Assim, o longa consegue compactar alguns dos principais sucessos de Luiz Melodia para guiar a própria história do protagonista, sem recorrer aos dispositivos mais frágeis de obras semelhantes, que procura traçar a partir de marcos específicos, traçados por recortes de cada produção. Aqui, a proposta não é trabalhar a partir desses marcos, mas levantar os mesmos para situar o espectador a partir dessa articulação de uma história ampla, com uma série de perspectivas de uma mesma carreira e discografia. Por essa razão, o longa é tão eficaz em conseguir que suas transições sejam tão ininterruptas, pois não traça pontos específicos para trabalhar, mas sim o próprio personagem se modificando, protestando e ensinando, questionando a indústria musical e produzindo obras que marcaram a cultura brasileira. E talvez esse seja um dos marcos do documentário, a habilidade de transformar seu protagonista em uma representação quase que material da realidade brasileira, atravessando uma gama incontável de assuntos, temáticas e histórias, sem compreender uma separação clara entre dois objetos distintos. Ou seja, dentro de um contexto estabelecido, a obra se solidifica em duas faces específicas, a do Melodia e da música brasileira, seja em seu aspecto social, econômico, político etc.
Esse tópico é muito interessante em “Luiz Melodia – No Coração do Brasil”, pois distingue o protagonista de vários outros personagens que aparecem ao longo da projeção, justamente em tópicos que são extremamente relevantes para compreendermos Melodia e suas músicas, a classe social e a cor da pele. É particularmente curioso como o filme articula esse assunto, pois não há acusação a nenhuma figura importante da música brasileira, nem mesmo mágoas reveladas, com exceção das gravadoras e parte central dos produtores e empresários, de cantores específicos, mas sim uma conscientização do lugar social ocupado por cada um, seu status dentro de um contexto específico e sua cor diante da grande mídia. Não obstante, o documentário apenas introduz falas de Melodia, para que sua posição fique clara diante do espectador e que não haja equívocos sobre qualquer tópico.

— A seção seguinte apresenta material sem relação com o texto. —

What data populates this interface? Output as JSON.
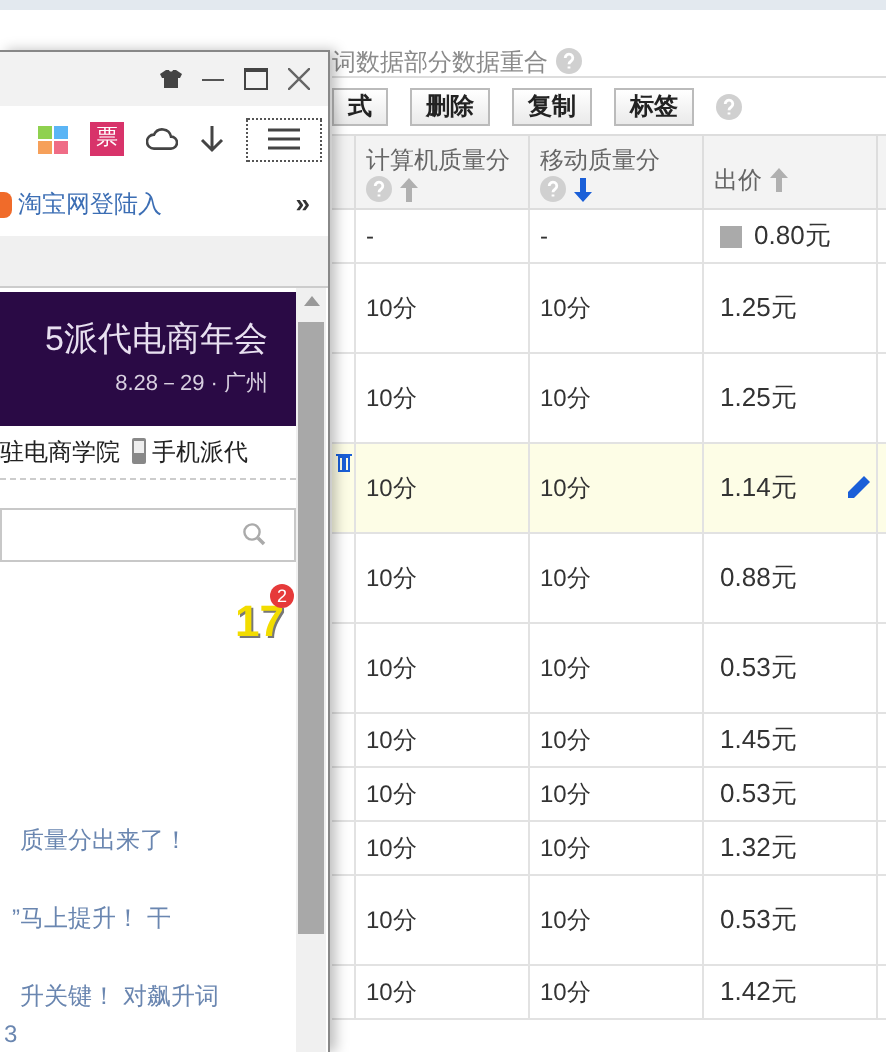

A direção de Alessandra Dorgan não deixa dúvidas sobre seu posicionamento diante de todas as questões levantadas por Melodia, seja em seus depoimentos ou músicas, e esse é um mérito que deve ser celebrado diante de um cenário em que tantos filmes parecem se esconder diante de seus respectivos objetos, protagonistas etc. “Luiz Melodia – No Coração do Brasil” consegue ser múltiplo e complexo, sem ser unilateral, e mesmo assim mantém seu ritmo e fluidez do início ao fim da projeção, sem permitir que qualquer recurso didático interrompa seu próprio objeto central. Nesse caminho, a projeção desenha uma biografia ao mesmo tempo que traça a discografia e celebra a existência de Melodia, sem priorizar algum possível luto sobre, mas sim a comemoração de seus feitos e músicas.